California’s Film Industry Faces Major Job Losses amid Strikes

News Summary

California’s film and television industry is suffering a dramatic downturn, losing approximately 40,000 jobs in 2023 primarily due to strikes by writers and actors. With a 58% decrease in television production since 2021, the situation remains critical, prompting discussions for enhanced tax incentives to revive the local industry. Governor Gavin Newsom has proposed increasing film and television tax credits to attract productions back to California. As job opportunities dwindle, many industry workers are exploring new careers to deal with the ongoing instability in Hollywood.

California is experiencing a significant downturn in its film and television industry, with approximately 40,000 jobs lost in 2023 due to strikes by writers and actors. This alarming trend represents a 58% decline in television production in the greater Los Angeles area since its peak in 2021, drastically affecting the livelihoods of those working in Hollywood.

Data from the U.S. Bureau of Labor Statistics highlights that the number of shoot days for television production fell from 18,560 in 2021 to 7,716 in 2024, reflecting a sharp decline in on-location production by 22.4% in the first quarter of 2025 compared to the same period the previous year. The concerning drop in production activity has sparked discussions around the need for increased tax incentives to prevent further job losses in the state.

Amidst the crisis, California Governor Gavin Newsom has proposed raising the state’s annual film and television tax credits from $330 million to $750 million. This proposal aims to reverse the ongoing decline and attract more productions back to California, which has seen many move to locations offering more substantial tax breaks, some as high as 40% from European countries.

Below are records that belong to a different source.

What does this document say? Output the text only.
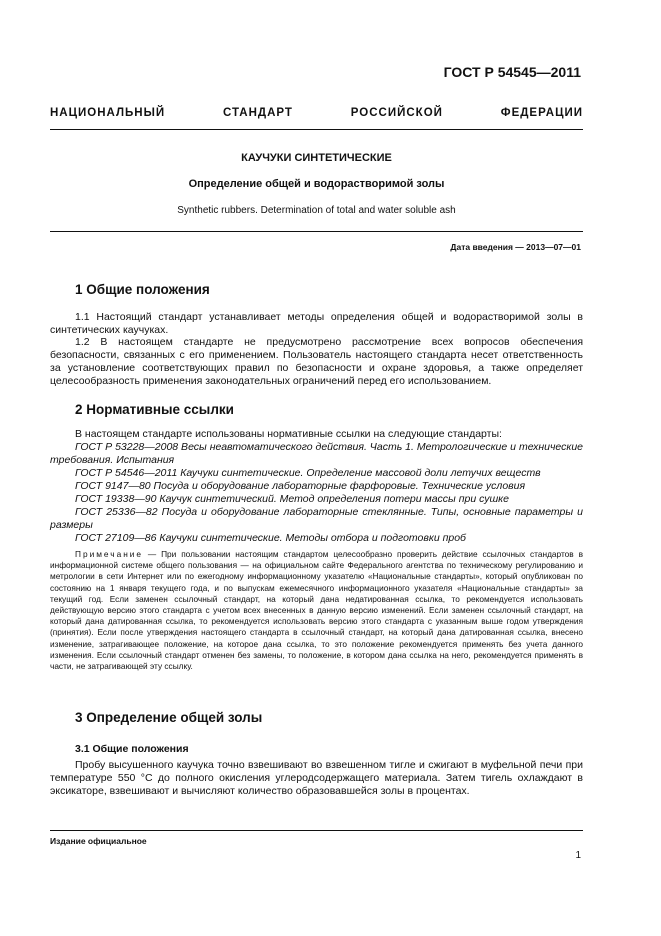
ГОСТ Р 54545—2011
НАЦИОНАЛЬНЫЙ СТАНДАРТ РОССИЙСКОЙ ФЕДЕРАЦИИ
КАУЧУКИ СИНТЕТИЧЕСКИЕ
Определение общей и водорастворимой золы
Synthetic rubbers. Determination of total and water soluble ash
Дата введения — 2013—07—01
1 Общие положения

1.1 Настоящий стандарт устанавливает методы определения общей и водорастворимой золы в синтетических каучуках.

1.2 В настоящем стандарте не предусмотрено рассмотрение всех вопросов обеспечения безопасности, связанных с его применением. Пользователь настоящего стандарта несет ответственность за установление соответствующих правил по безопасности и охране здоровья, а также определяет целесообразность применения законодательных ограничений перед его использованием.

2 Нормативные ссылки
В настоящем стандарте использованы нормативные ссылки на следующие стандарты:
ГОСТ Р 53228—2008 Весы неавтоматического действия. Часть 1. Метрологические и технические требования. Испытания
ГОСТ Р 54546—2011 Каучуки синтетические. Определение массовой доли летучих веществ
ГОСТ 9147—80 Посуда и оборудование лабораторные фарфоровые. Технические условия
ГОСТ 19338—90 Каучук синтетический. Метод определения потери массы при сушке
ГОСТ 25336—82 Посуда и оборудование лабораторные стеклянные. Типы, основные параметры и размеры
ГОСТ 27109—86 Каучуки синтетические. Методы отбора и подготовки проб

Примечание — При пользовании настоящим стандартом целесообразно проверить действие ссылочных стандартов в информационной системе общего пользования — на официальном сайте Федерального агентства по техническому регулированию и метрологии в сети Интернет или по ежегодному информационному указателю «Национальные стандарты», который опубликован по состоянию на 1 января текущего года, и по выпускам ежемесячного информационного указателя «Национальные стандарты» за текущий год. Если заменен ссылочный стандарт, на который дана недатированная ссылка, то рекомендуется использовать действующую версию этого стандарта с учетом всех внесенных в данную версию изменений. Если заменен ссылочный стандарт, на который дана датированная ссылка, то рекомендуется использовать версию этого стандарта с указанным выше годом утверждения (принятия). Если после утверждения настоящего стандарта в ссылочный стандарт, на который дана датированная ссылка, внесено изменение, затрагивающее положение, на которое дана ссылка, то это положение рекомендуется применять без учета данного изменения. Если ссылочный стандарт отменен без замены, то положение, в котором дана ссылка на него, рекомендуется применять в части, не затрагивающей эту ссылку.

3 Определение общей золы
3.1 Общие положения

Пробу высушенного каучука точно взвешивают во взвешенном тигле и сжигают в муфельной печи при температуре 550 °С до полного окисления углеродсодержащего материала. Затем тигель охлаждают в эксикаторе, взвешивают и вычисляют количество образовавшейся золы в процентах.

Издание официальное
1
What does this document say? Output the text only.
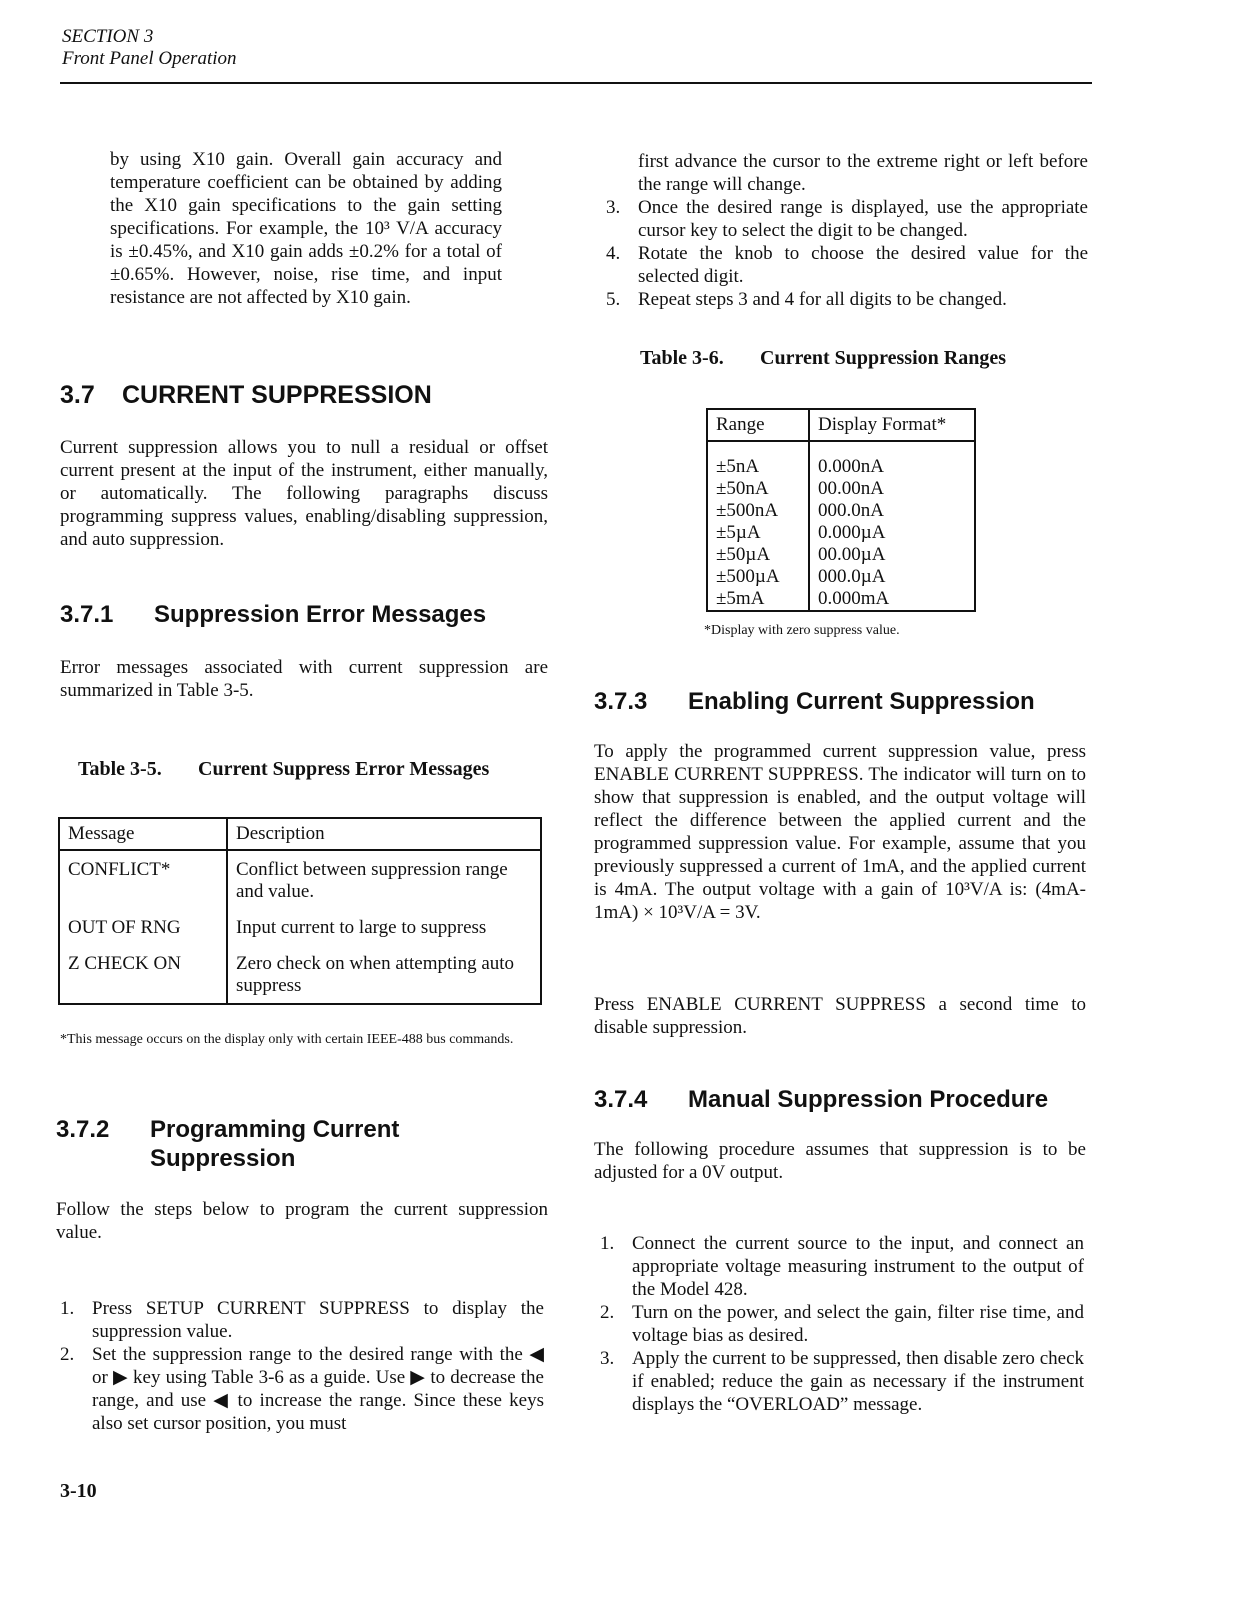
SECTION 3
Front Panel Operation

by using X10 gain. Overall gain accuracy and temperature coefficient can be obtained by adding the X10 gain specifications to the gain setting specifications. For example, the 10³ V/A accuracy is ±0.45%, and X10 gain adds ±0.2% for a total of ±0.65%. However, noise, rise time, and input resistance are not affected by X10 gain.

3.7 CURRENT SUPPRESSION

Current suppression allows you to null a residual or offset current present at the input of the instrument, either manually, or automatically. The following paragraphs discuss programming suppress values, enabling/disabling suppression, and auto suppression.

3.7.1 Suppression Error Messages

Error messages associated with current suppression are summarized in Table 3-5.

Table 3-5. Current Suppress Error Messages
Message	Description
CONFLICT*	Conflict between suppression range and value.
OUT OF RNG	Input current to large to suppress
Z CHECK ON	Zero check on when attempting auto suppress
*This message occurs on the display only with certain IEEE-488 bus commands.
3.7.2 Programming Current
Suppression

Follow the steps below to program the current suppression value.

1. Press SETUP CURRENT SUPPRESS to display the suppression value.
2. Set the suppression range to the desired range with the ◀ or ▶ key using Table 3-6 as a guide. Use ▶ to decrease the range, and use ◀ to increase the range. Since these keys also set cursor position, you must
3-10
first advance the cursor to the extreme right or left before the range will change.
3. Once the desired range is displayed, use the appropriate cursor key to select the digit to be changed.
4. Rotate the knob to choose the desired value for the selected digit.
5. Repeat steps 3 and 4 for all digits to be changed.
Table 3-6. Current Suppression Ranges
Range	Display Format*
±5nA	0.000nA
±50nA	00.00nA
±500nA	000.0nA
±5µA	0.000µA
±50µA	00.00µA
±500µA	000.0µA
±5mA	0.000mA
*Display with zero suppress value.
3.7.3 Enabling Current Suppression

To apply the programmed current suppression value, press ENABLE CURRENT SUPPRESS. The indicator will turn on to show that suppression is enabled, and the output voltage will reflect the difference between the applied current and the programmed suppression value. For example, assume that you previously suppressed a current of 1mA, and the applied current is 4mA. The output voltage with a gain of 10³V/A is: (4mA-1mA) × 10³V/A = 3V.

Press ENABLE CURRENT SUPPRESS a second time to disable suppression.

3.7.4 Manual Suppression Procedure

The following procedure assumes that suppression is to be adjusted for a 0V output.

1. Connect the current source to the input, and connect an appropriate voltage measuring instrument to the output of the Model 428.
2. Turn on the power, and select the gain, filter rise time, and voltage bias as desired.
3. Apply the current to be suppressed, then disable zero check if enabled; reduce the gain as necessary if the instrument displays the “OVERLOAD” message.
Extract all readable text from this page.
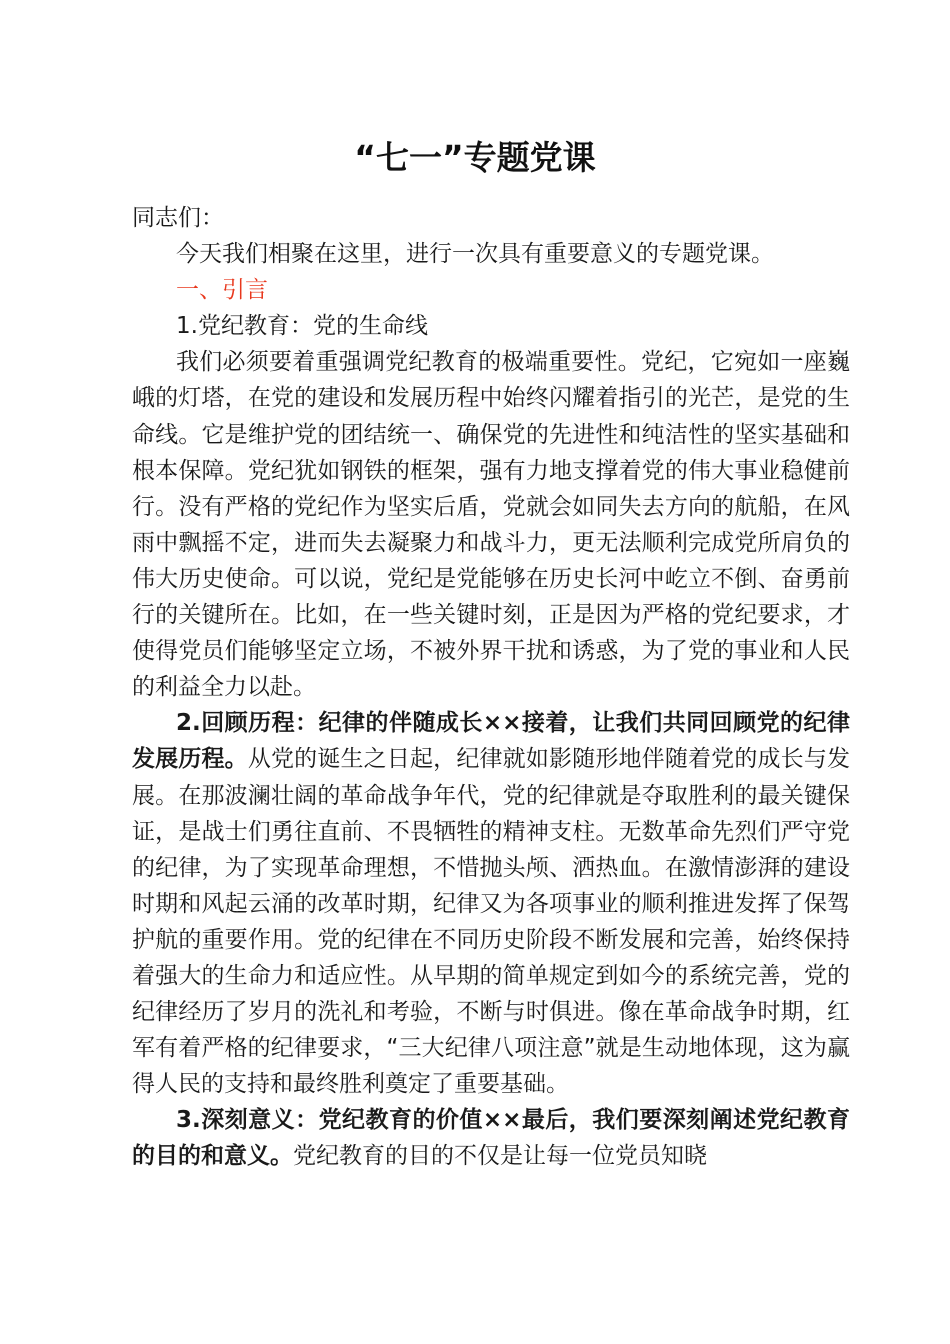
“七一”专题党课

同志们：

今天我们相聚在这里，进行一次具有重要意义的专题党课。

一、引言

1.党纪教育：党的生命线

我们必须要着重强调党纪教育的极端重要性。党纪，它宛如一座巍峨的灯塔，在党的建设和发展历程中始终闪耀着指引的光芒，是党的生命线。它是维护党的团结统一、确保党的先进性和纯洁性的坚实基础和根本保障。党纪犹如钢铁的框架，强有力地支撑着党的伟大事业稳健前行。没有严格的党纪作为坚实后盾，党就会如同失去方向的航船，在风雨中飘摇不定，进而失去凝聚力和战斗力，更无法顺利完成党所肩负的伟大历史使命。可以说，党纪是党能够在历史长河中屹立不倒、奋勇前行的关键所在。比如，在一些关键时刻，正是因为严格的党纪要求，才使得党员们能够坚定立场，不被外界干扰和诱惑，为了党的事业和人民的利益全力以赴。

2.回顾历程：纪律的伴随成长××接着，让我们共同回顾党的纪律发展历程。从党的诞生之日起，纪律就如影随形地伴随着党的成长与发展。在那波澜壮阔的革命战争年代，党的纪律就是夺取胜利的最关键保证，是战士们勇往直前、不畏牺牲的精神支柱。无数革命先烈们严守党的纪律，为了实现革命理想，不惜抛头颅、洒热血。在激情澎湃的建设时期和风起云涌的改革时期，纪律又为各项事业的顺利推进发挥了保驾护航的重要作用。党的纪律在不同历史阶段不断发展和完善，始终保持着强大的生命力和适应性。从早期的简单规定到如今的系统完善，党的纪律经历了岁月的洗礼和考验，不断与时俱进。像在革命战争时期，红军有着严格的纪律要求，“三大纪律八项注意”就是生动地体现，这为赢得人民的支持和最终胜利奠定了重要基础。

3.深刻意义：党纪教育的价值××最后，我们要深刻阐述党纪教育的目的和意义。党纪教育的目的不仅是让每一位党员知晓
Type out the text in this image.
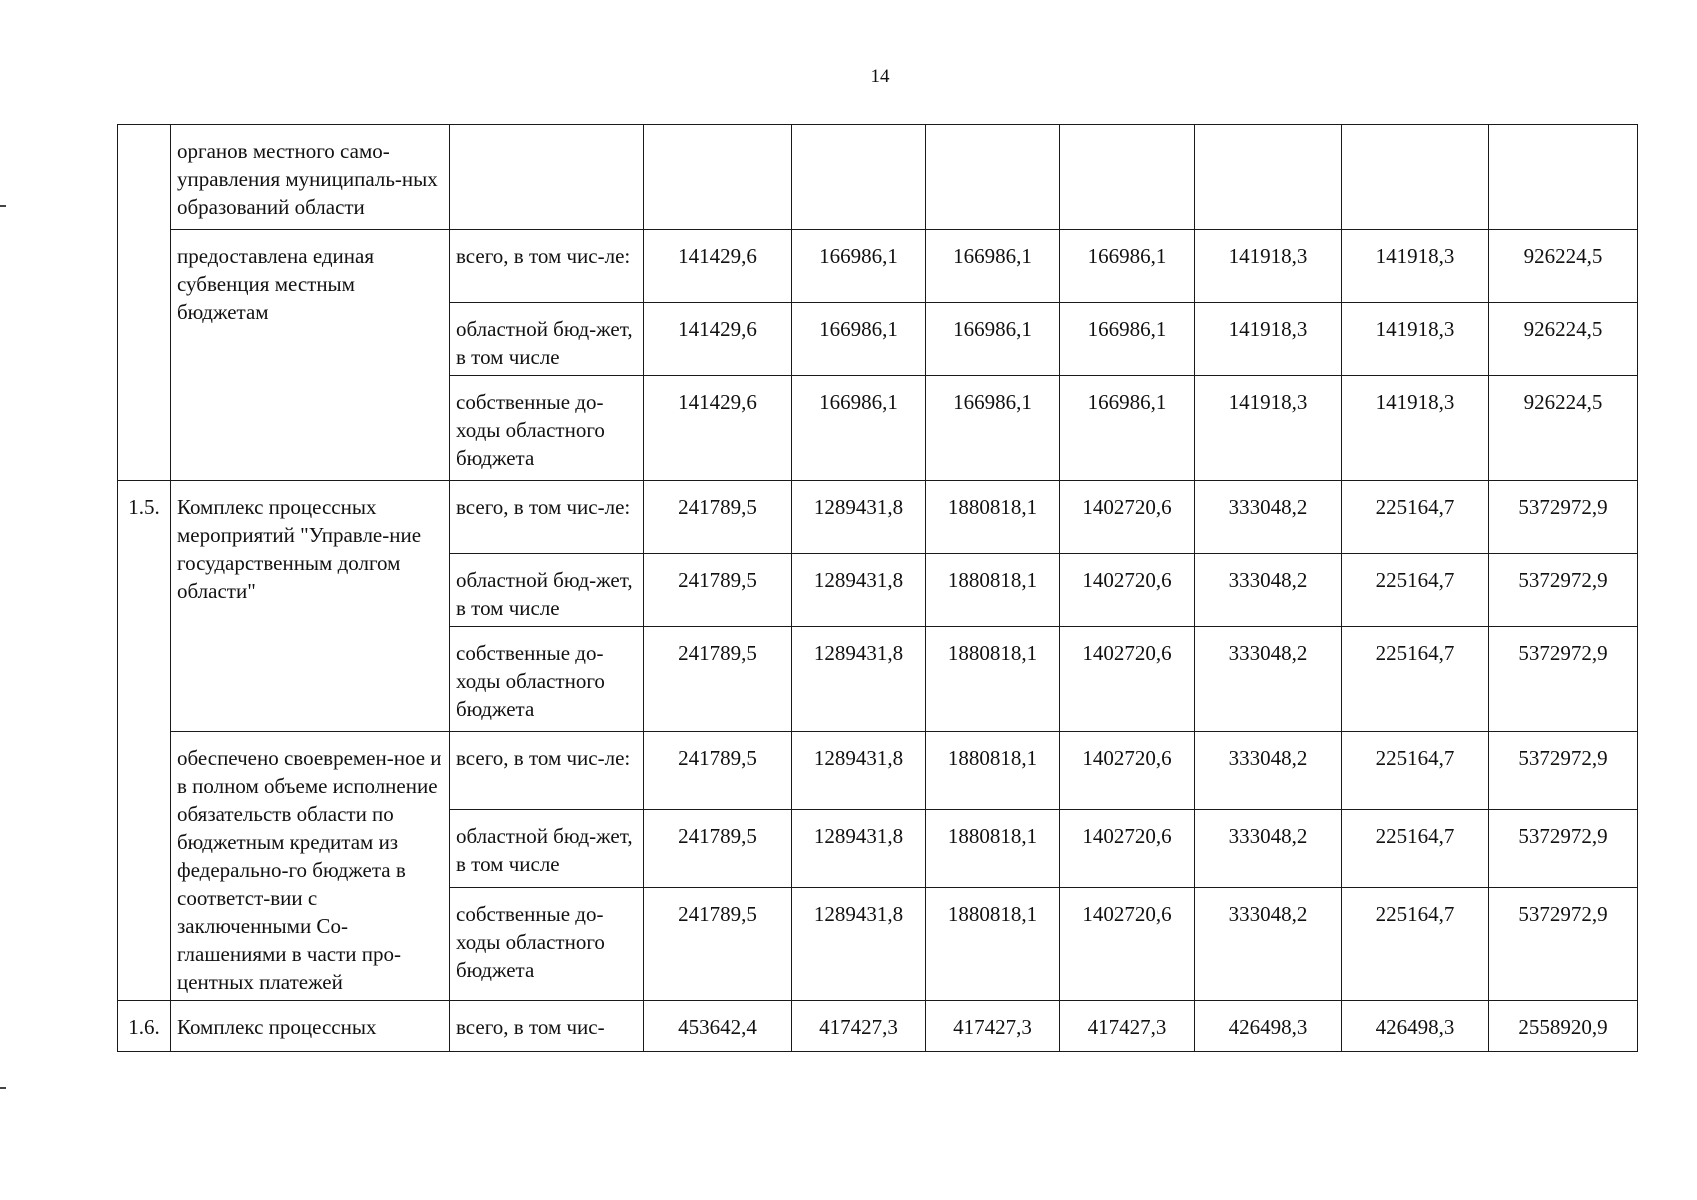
14
	органов местного само-управления муниципаль-ных образований области								
	предоставлена единая субвенция местным бюджетам	всего, в том чис-ле:	141429,6	166986,1	166986,1	166986,1	141918,3	141918,3	926224,5
		областной бюд-жет, в том числе	141429,6	166986,1	166986,1	166986,1	141918,3	141918,3	926224,5
		собственные до-ходы областного бюджета	141429,6	166986,1	166986,1	166986,1	141918,3	141918,3	926224,5
1.5.	Комплекс процессных мероприятий "Управле-ние государственным долгом области"	всего, в том чис-ле:	241789,5	1289431,8	1880818,1	1402720,6	333048,2	225164,7	5372972,9
		областной бюд-жет, в том числе	241789,5	1289431,8	1880818,1	1402720,6	333048,2	225164,7	5372972,9
		собственные до-ходы областного бюджета	241789,5	1289431,8	1880818,1	1402720,6	333048,2	225164,7	5372972,9
	обеспечено своевремен-ное и в полном объеме исполнение обязательств области по бюджетным кредитам из федерально-го бюджета в соответст-вии с заключенными Со-глашениями в части про-центных платежей	всего, в том чис-ле:	241789,5	1289431,8	1880818,1	1402720,6	333048,2	225164,7	5372972,9
		областной бюд-жет, в том числе	241789,5	1289431,8	1880818,1	1402720,6	333048,2	225164,7	5372972,9
		собственные до-ходы областного бюджета	241789,5	1289431,8	1880818,1	1402720,6	333048,2	225164,7	5372972,9
1.6.	Комплекс процессных	всего, в том чис-	453642,4	417427,3	417427,3	417427,3	426498,3	426498,3	2558920,9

Matthew Belloni, an industry analyst, describes the situation as a “triage situation,” indicating a critical need for emergency measures to revive the local industry. Despite the initiatives proposed at the state level, skepticism remains regarding California’s capacity to offer sufficient incentives to compete with other jurisdictions.

Workers in Hollywood are facing severe financial concerns. For instance, Phil Mangano, a film and television editor, has had to apply for jobs outside the industry due to dwindling opportunities. Similarly, Heather Fink, a freelance sound utility worker, experienced significant financial struggles after the strikes, although she managed to secure a role with the popular show “Grey’s Anatomy.” Many in the industry are now exploring new careers or taking on side jobs to cope with the ongoing instability and financial challenges.

While the Otis College report reveals that the entertainment industry added nearly 15,000 jobs last year, this is not enough to recoup from the losses sustained during the strikes, with employment still 25% below pre-pandemic levels. The overall number of filming days has decreased by 42% compared to 2022, indicating a continuing trend away from California-based production efforts.

Many industry professionals remain without work and are grappling with mental health challenges amid the ongoing uncertainty. The industry now appears to be settling into a “new normal,” characterized by lower production levels compared to those prior to the strikes. In light of these challenges, a local initiative called “Stay in L.A.” has emerged, pushing for measures to encourage emergency interventions to restore local filming activities and promote more on-site production in Los Angeles.

The ongoing situation reflects a larger trend in the entertainment industry, where productions are increasingly opting for locations with more generous tax incentives, thus threatening California’s position as a leading hub for film and television. As the industry continues to evolve, stakeholders are concerned about maintaining the viability and growth of California’s creative sector, which has long been a driving force in the region’s economy.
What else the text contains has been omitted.